Költringer: Ganz ehrlich gesagt, ist er uns um eine Spur zu extrem. Wir hatten auch Kontakt zu ihm, aber wir wollen nicht das er bei uns einsteigt. Wir haben auch nicht die Ambitionen eine eigene Partei rund um das Nichtraucherthema zu gründen. Unser Ziel ist das Volksbegehren.

derStandard.at: Wie groß ist der Widerstand der Wirte gegen das Volksbegehren?

Költringer: Die Wirte sind ja genauso Opfer und plagen sich mit dieser blöden Gesetzeslage herum. Die Konkurrenzverzerrung entsteht ja genau deswegen, weil aufgrund von Quadratmetern und möglichen Abtrennungen entschieden wird, ob wo Rauchen erlaubt ist oder nicht.
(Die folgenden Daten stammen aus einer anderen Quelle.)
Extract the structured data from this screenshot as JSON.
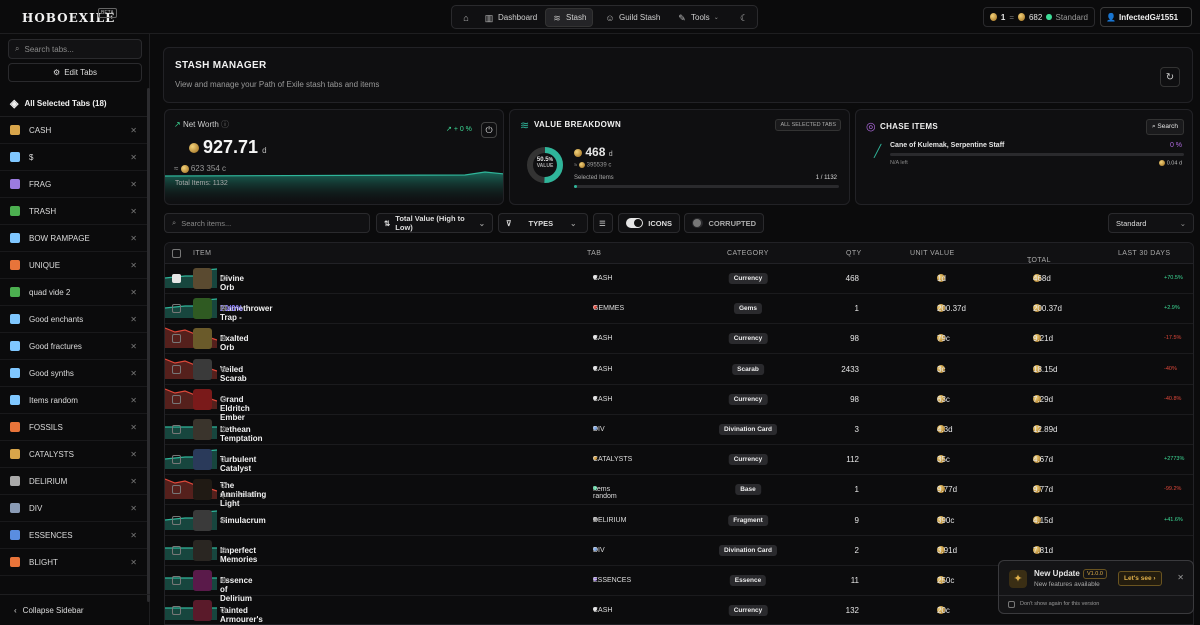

derStandard.at: Aber zahlreiche Wirte haben viel Geld investiert, um für die momentane Regelung gerüstet zu sein.

Költringer: Aber daran ist nur die Politik schuld, denn alle sind sich einig, dass ein komplettes Verbot sowieso irgendwann kommen wird. Ein Problem ist, dass man vom Staat im Nachhinein keine Regresszahlungen einfordern kann – entgegen mancher kolportierter Meldungen gibt es dafür keinen Rechtsanspruch. Durch ein Verbot werden zwar sicher einige kleine Eckkneipen sterben, aber das ist leider Teil dieser allgemeinen Strukturveränderung.

derStandard.at: Das klingt jetzt nach klassischer marktwirtschaftlicher Auslese.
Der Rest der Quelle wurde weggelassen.